Severe shock can occur in residential plumbing when excessive water pressure is involved. Properly installed hammer arrestors lessen the possibility of damaging the plumbing system. "Shock can cause premature failure of piping, water heaters, laundry machines and valves," says journeyman plumber Tony Marinas.
As water flows through a pipe, it creates movement and pressure. Movement can be controlled by correctly installing hammer arrestors near check valves in addition to proper placement of supports, hangers, and/or strapping. A water hammer arrestor will soften the valve closing, thus deafening the noise by adsorbing the shock of the valve operating.
Water hammer arrestors (piston and chamber styles) are available for residential and commercial usage. Arrestors are threaded, glued or soldered onto the piping. Depending upon piping design, available in stainless steel, brass and copper, and/or PVC schedule 80 materials.

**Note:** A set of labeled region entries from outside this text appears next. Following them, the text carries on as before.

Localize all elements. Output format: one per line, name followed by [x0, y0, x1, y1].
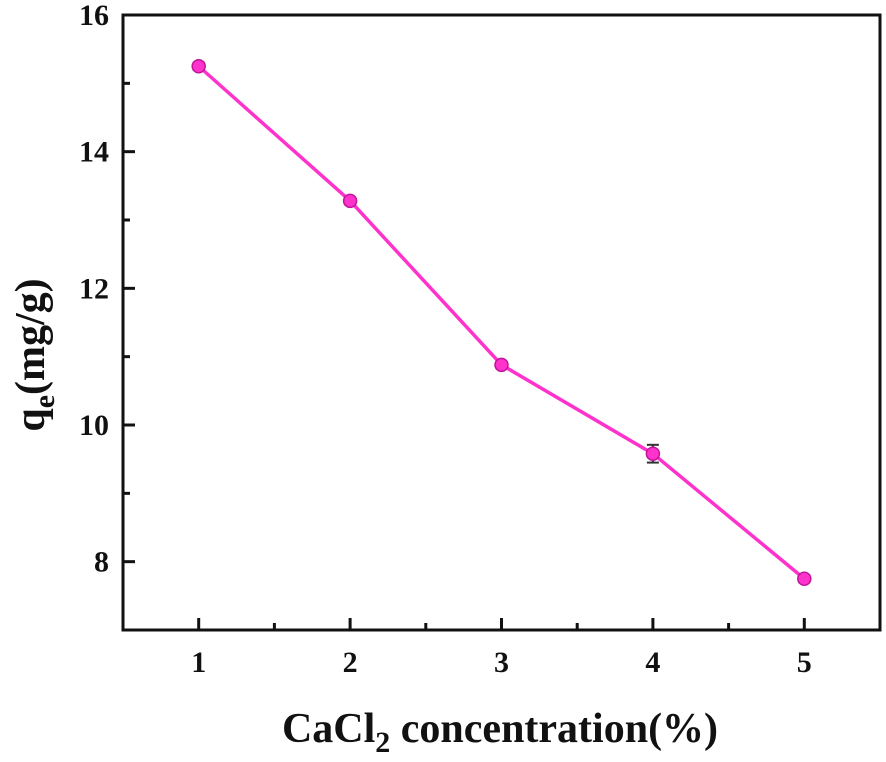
data-point	[645, 446, 661, 461]
x-axis-title-rest: concentration(%)	[390, 706, 718, 752]
x-tick-label: 2	[343, 646, 358, 679]
data-point	[191, 59, 206, 74]
x-axis-title-sub: 2	[375, 726, 390, 759]
plot-frame	[121, 13, 882, 632]
series-layer	[191, 59, 812, 586]
y-tick-label: 8	[94, 546, 109, 579]
y-axis-title: qe(mg/g)	[8, 278, 61, 431]
data-point	[342, 193, 358, 209]
y-tick-label: 12	[79, 272, 109, 305]
x-tick-label: 5	[797, 646, 812, 679]
minor-ticks	[123, 81, 731, 630]
data-point	[797, 571, 812, 586]
x-axis-title: CaCl2 concentration(%)	[282, 706, 718, 759]
y-axis-title-main: q	[8, 408, 54, 431]
x-axis-title-main: CaCl	[282, 706, 375, 752]
y-axis-title-rest: (mg/g)	[8, 278, 54, 395]
x-tick-label: 3	[494, 646, 509, 679]
x-tick-label: 1	[191, 646, 206, 679]
y-axis-title-sub: e	[28, 395, 61, 408]
x-tick-label: 4	[645, 646, 660, 679]
data-point	[494, 357, 509, 373]
y-tick-label: 10	[79, 409, 109, 442]
y-tick-label: 14	[79, 136, 109, 169]
y-tick-label: 16	[79, 0, 109, 32]
series-line	[197, 64, 806, 581]
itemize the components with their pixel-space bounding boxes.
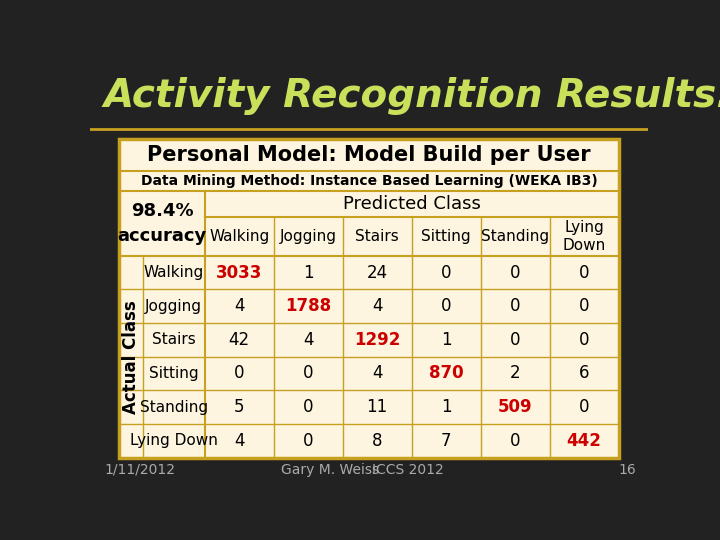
Text: Predicted Class: Predicted Class — [343, 195, 480, 213]
Text: 0: 0 — [303, 364, 313, 382]
Text: Jogging: Jogging — [279, 229, 337, 244]
Text: 1/11/2012: 1/11/2012 — [104, 463, 175, 477]
Text: 870: 870 — [429, 364, 464, 382]
Text: 0: 0 — [579, 398, 589, 416]
Text: 1292: 1292 — [354, 331, 400, 349]
Text: 0: 0 — [579, 297, 589, 315]
Text: 7: 7 — [441, 431, 451, 450]
Text: 2: 2 — [510, 364, 521, 382]
Text: 0: 0 — [303, 431, 313, 450]
Text: Stairs: Stairs — [355, 229, 399, 244]
Text: 4: 4 — [234, 297, 244, 315]
Text: Stairs: Stairs — [152, 332, 196, 347]
Text: 0: 0 — [234, 364, 244, 382]
Text: 0: 0 — [510, 264, 521, 281]
Text: 4: 4 — [234, 431, 244, 450]
Text: Actual Class: Actual Class — [122, 300, 140, 414]
Text: 442: 442 — [567, 431, 601, 450]
Text: Data Mining Method: Instance Based Learning (WEKA IB3): Data Mining Method: Instance Based Learn… — [140, 174, 598, 188]
Text: 6: 6 — [579, 364, 589, 382]
Text: 4: 4 — [303, 331, 313, 349]
Text: 0: 0 — [510, 297, 521, 315]
Text: Walking: Walking — [143, 265, 204, 280]
Text: 0: 0 — [441, 297, 451, 315]
Text: Jogging: Jogging — [145, 299, 202, 314]
Text: 24: 24 — [366, 264, 387, 281]
Text: 0: 0 — [579, 264, 589, 281]
Text: 0: 0 — [579, 331, 589, 349]
Text: Gary M. Weiss: Gary M. Weiss — [282, 463, 379, 477]
Text: 0: 0 — [441, 264, 451, 281]
Text: Sitting: Sitting — [149, 366, 199, 381]
Text: 1788: 1788 — [285, 297, 331, 315]
Text: 16: 16 — [618, 463, 636, 477]
Text: Personal Model: Model Build per User: Personal Model: Model Build per User — [147, 145, 591, 165]
Text: 11: 11 — [366, 398, 388, 416]
Text: 1: 1 — [441, 331, 451, 349]
Text: 98.4%
accuracy: 98.4% accuracy — [117, 202, 207, 245]
Text: Standing: Standing — [481, 229, 549, 244]
Text: Sitting: Sitting — [421, 229, 471, 244]
Text: Walking: Walking — [209, 229, 269, 244]
Text: 42: 42 — [229, 331, 250, 349]
Text: 1: 1 — [441, 398, 451, 416]
Text: 509: 509 — [498, 398, 532, 416]
Text: Activity Recognition Results: Personal: Activity Recognition Results: Personal — [104, 77, 720, 116]
Text: 8: 8 — [372, 431, 382, 450]
Text: 0: 0 — [303, 398, 313, 416]
Bar — [120, 139, 618, 457]
Text: 3033: 3033 — [216, 264, 262, 281]
Text: 4: 4 — [372, 297, 382, 315]
Text: ICCS 2012: ICCS 2012 — [372, 463, 444, 477]
Text: 0: 0 — [510, 431, 521, 450]
Text: 4: 4 — [372, 364, 382, 382]
Text: 5: 5 — [234, 398, 244, 416]
Text: Lying
Down: Lying Down — [562, 220, 606, 253]
Text: 0: 0 — [510, 331, 521, 349]
Text: 1: 1 — [303, 264, 313, 281]
Text: Lying Down: Lying Down — [130, 433, 217, 448]
Text: Standing: Standing — [140, 400, 208, 415]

Stainless steel constructed (chamber-style) water hammers seldom, if ever, need replacing and are guaranteed for the life of the plumbing. Unlike piston-type units, which have moving parts, chamber-style arrestors have a proven track record, according to Jay R. Smith Mfg. Company, a manufacturer of plumbing and drainage products in the non-residential construction industry.. Piston-type water hammer arrestors are mechanical devices and are prone to failure without notice. Replacement intervals are impossible to predict due to variety of factors.